Bentang alam (morpologi) di sekitar nagari ini menyerupai sebuah lembah yang luas dan subur tanahnya, terletak di antara dua kaki gunung, Merapi (sekitar 3000m) dan Singgalang (2877m). Lahannya yang subur itu berwarna coklat kehitam-hitaman. Informasi geologis mengatakan bahwa sebagian besar lahan di kawasan ini mengan-dung unsur kwarsa (tuff pumice dasit), sehingga membuatnya relatif gembur dan subur. Unsur kwarsa ini atau juga disebut tanah andosol memiliki sifat fisik yang baik, mengandung relatif banyak bahan organik dengan kandungan hara tinggi. Umumnya terdapat pada dataran tinggi di kaki gunung berapi dan sangat cocok untuk pertanian sawah, sayuran, dan tanaman dataran tinggi di seluruh Kecamatan Banuhampu – Sungai Pua dan lima dari delapan nagari di Kecamatan IV Koto. Tidak mengherankan jika kebanyakan nagari-nagari di sekitar lembah itu hidup dari komoditi pertanian. Tanaman plawija seperti sayur-mayur, umbi-umbian, termasuk bawang, lobak, tebu dan buah-buahan, serta tanaman tua untuk komoditi pasar seperti kulit manis, kopi, sangat cocok tumbuhnya di wilayah itu.
Dewasa ini Nagari Batagak berpenduduk 4.200 jiwa (data 2008). Ini tentu tidak termasuk yang pergi merantau. Ada tujuh jorong dalam kanagarian itu. Masing-masingnya adalah Jorong Batagak, Padang Kudu, Sungai Buluh, Sawah Landek, Sawah Liek, Sawah Rukan dan Simpang. Terbentang di atas areal seluas 280ha, Batagak berbatasan dengan Gunung Singgalang dan Nagari Cingkariang di sebelah barat; dengan Nagari Sariak di sebelah timur; dengan Nagari Padang Laweh dan Patu Palano di sebelah selatan; dengan Nagari Sungai Pua dan Sariek yang agak menempel ke kaki Gunung Marapi di sebelah utaranya.
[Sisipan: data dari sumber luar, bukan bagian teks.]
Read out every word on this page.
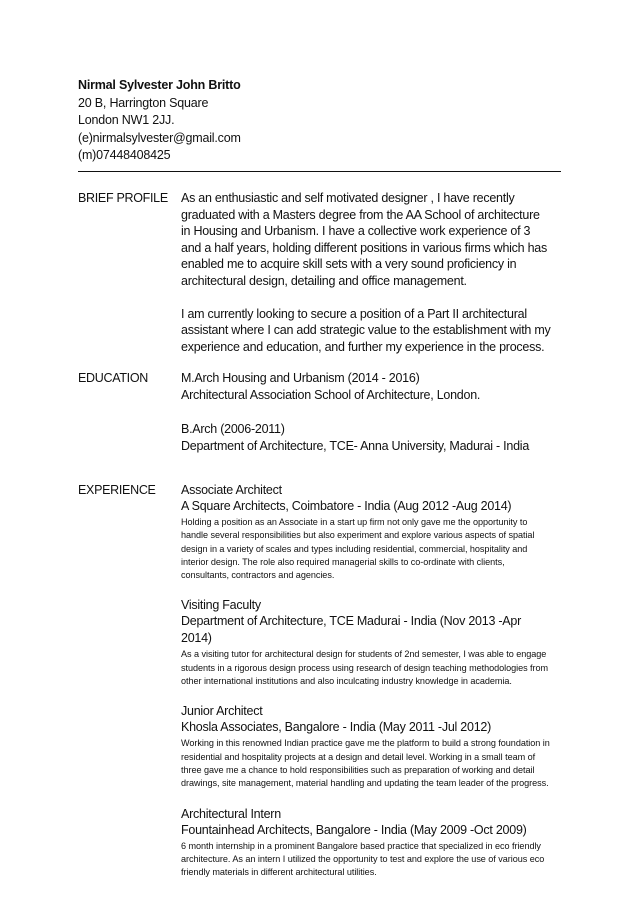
Nirmal Sylvester John Britto
20 B, Harrington Square
London NW1 2JJ.
(e)nirmalsylvester@gmail.com
(m)07448408425
BRIEF PROFILE As an enthusiastic and self motivated designer , I have recently graduated with a Masters degree from the AA School of architecture in Housing and Urbanism. I have a collective work experience of 3 and a half years, holding different positions in various firms which has enabled me to acquire skill sets with a very sound proficiency in architectural design, detailing and office management.

I am currently looking to secure a position of a Part II architectural assistant where I can add strategic value to the establishment with my experience and education, and further my experience in the process.

EDUCATION	M.Arch Housing and Urbanism (2014 - 2016)
Architectural Association School of Architecture, London.
B.Arch (2006-2011)
Department of Architecture, TCE- Anna University, Madurai - India
EXPERIENCE Associate Architect
A Square Architects, Coimbatore - India (Aug 2012 -Aug 2014)
Holding a position as an Associate in a start up firm not only gave me the opportunity to handle several responsibilities but also experiment and explore various aspects of spatial design in a variety of scales and types including residential, commercial, hospitality and interior design. The role also required managerial skills to co-ordinate with clients, consultants, contractors and agencies.
Visiting Faculty
Department of Architecture, TCE Madurai - India (Nov 2013 -Apr 2014)
As a visiting tutor for architectural design for students of 2nd semester, I was able to engage students in a rigorous design process using research of design teaching methodologies from other international institutions and also inculcating industry knowledge in academia.
Junior Architect
Khosla Associates, Bangalore - India (May 2011 -Jul 2012)
Working in this renowned Indian practice gave me the platform to build a strong foundation in residential and hospitality projects at a design and detail level. Working in a small team of three gave me a chance to hold responsibilities such as preparation of working and detail drawings, site management, material handling and updating the team leader of the progress.
Architectural Intern
Fountainhead Architects, Bangalore - India (May 2009 -Oct 2009)
6 month internship in a prominent Bangalore based practice that specialized in eco friendly architecture. As an intern I utilized the opportunity to test and explore the use of various eco friendly materials in different architectural utilities.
Dengan iklim dan tanah pegunungan yang subur itu, kawasan ini di masa lalu merupakan penghasil beras utama di Luhak Agam Tuo (Oud Agam). Bukankah nama-nama jorong di nagari ini banyak sawahnya: Sawah Landek, Sawah Liek, Sawah Rukan. Tetapi selain kawasan persawahan juga merupakan daerah penghasil kopi utama di daerah Agam ketika Belanda menerapkan sistem tanam paksa pada pertengahan abad ke-19. Sampai sekarang komoditi ini masih tetap dapat dijumpai lahan tanah kering milik penduduk setempat.. Dengan kondisi alamnya yang menguntungkan bagi pertanian rakyat itu pula, perekonomian anak nagari ini relatif makmur hidupnya.
Namun dengan topografis pegunungan semacam itu, dan dengan struktur tanahnya yang gembur dan labil, yang menempel di kaki pegunungan yang menjulang tinggi itu, nagari-nagari di sekitar kawasan ini rentan terhadap bencana alam. Terutama gempa tektonis dan longsor. Gempa terakhir. yang terjadi tahun 2007 masih menyisakan penderitaan pada masyarakat. Apatah lagi bencana gempa dahsyad yang terjadi tahun 1926 dan kemudian juga pernah terjadi lagi di zaman pendudukan Jepang (1943). Pada peristiwa gempa tahun 1926, tepatnya 26 Juni, banyak korban berjatuhan. Gempa tektonik berkekuatan 6,5 SR dengan intensitas 8-9 MMI khabarnya menimbulkan gelombang tsunami setinggi pohon kelapa di pinggir Danau Singkarak. Gempa itu tidak hanya memporak-porandakan Kota Padangpanjang, dan merobohkan sekolah “Diniyah Putri”, tempat di mana Syamsidar waktu itu bersekolah, tetapi dampaknya juga meliputi hampir seluruh kawasan Agam dan Batusangkar, termasuk Batagak, kampung halaman Syamsidar Yahya sendiri.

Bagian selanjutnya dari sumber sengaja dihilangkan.